Each year has also be remarkably distinctive, and if I were to summarise them, I'd do so thus:
2007: The year of exploring and experimentation
I explored many aspects of my profession and the industry, moving through various jobs in different sectors.
I took substantial risks in finding my own voice, ranging from the optimistic and pleasant to the downright arrogant and cynical, through blogging and public speaking opportunities.
I played around with various performance art forms, incl. theatre, standup comedy, solo cabaret and slam poetry.
Overall, I got a good feel for the scope of my abilities, how to do things, and more importantly, how not to do things. I had a fair idea of where I wanted to go, but still somewhat clueless as to how to get there.
2008: The year of commitment and confidence.
Having seen that the opportunities were in my grasp, it was the year for taking a leap of faith, making the commitments, and hoping that nobody would call my bluff.
I self-produced and performed a successful show at the Adelaide Fringe, and then followed it up with a successful run at the Butterfly Club in Melbourne.
I did my part on a committee of accomplished and inspiring professionals, with the New Librarians Symposium.
I started making regular performances on the radio, and produced and/or hosted semi-regular cabaret/comedy shows in Darwin.
I developed my own identity and profile, both as a librarian and a performer.

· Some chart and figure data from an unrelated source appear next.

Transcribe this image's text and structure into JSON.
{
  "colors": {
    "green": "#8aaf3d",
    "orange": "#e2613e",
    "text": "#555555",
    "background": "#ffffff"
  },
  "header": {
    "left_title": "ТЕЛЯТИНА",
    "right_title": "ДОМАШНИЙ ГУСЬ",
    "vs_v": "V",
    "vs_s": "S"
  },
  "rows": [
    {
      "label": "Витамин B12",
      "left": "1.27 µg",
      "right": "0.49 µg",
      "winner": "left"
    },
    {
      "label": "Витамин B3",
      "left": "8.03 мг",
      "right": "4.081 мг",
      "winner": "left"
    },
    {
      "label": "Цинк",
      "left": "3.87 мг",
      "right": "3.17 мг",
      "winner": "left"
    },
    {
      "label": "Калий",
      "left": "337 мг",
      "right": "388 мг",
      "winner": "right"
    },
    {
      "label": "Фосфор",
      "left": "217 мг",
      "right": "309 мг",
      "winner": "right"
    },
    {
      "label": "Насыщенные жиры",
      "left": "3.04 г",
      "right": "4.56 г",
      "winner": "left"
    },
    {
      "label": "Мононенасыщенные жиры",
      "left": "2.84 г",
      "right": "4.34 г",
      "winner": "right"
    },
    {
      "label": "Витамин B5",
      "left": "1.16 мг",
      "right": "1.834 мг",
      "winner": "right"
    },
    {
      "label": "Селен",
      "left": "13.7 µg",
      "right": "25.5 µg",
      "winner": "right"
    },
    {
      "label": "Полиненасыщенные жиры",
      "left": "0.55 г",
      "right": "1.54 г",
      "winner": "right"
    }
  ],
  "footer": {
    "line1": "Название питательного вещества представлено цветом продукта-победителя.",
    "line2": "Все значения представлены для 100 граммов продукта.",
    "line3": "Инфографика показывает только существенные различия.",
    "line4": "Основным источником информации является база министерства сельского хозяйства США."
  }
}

I started making some serious decisions about my career pathway, and what I want to do with my profession, and made substantial moves through networking and "putting myself out there".
Sure, a lot of things that I did were occasionally off-the-cuff and far from perfect. However, I realised that I could wait forever to be perfect and never achieve anything, or I could go out there and "just do it", and I'll improve with experience.
The Year 2009
So, where does this leave me on my so-called Librarian Idol mission?
When I look at the past two years, I realise that I now have the motivation, the knowledge and the knowhow to get where I want to be. I've played around a lot, as well.
Well, this will be a year of quality. It'll be the year of taking the time to refine my skills. I know that I can do it - now I need to know that I can do it well. I'm going back to uni to get some more research experience. I'm taking the time to re-write my work, and improve it. I'm taking the time to think about things a little more before I say / blog them.
That's my resolution for 2009. Quality.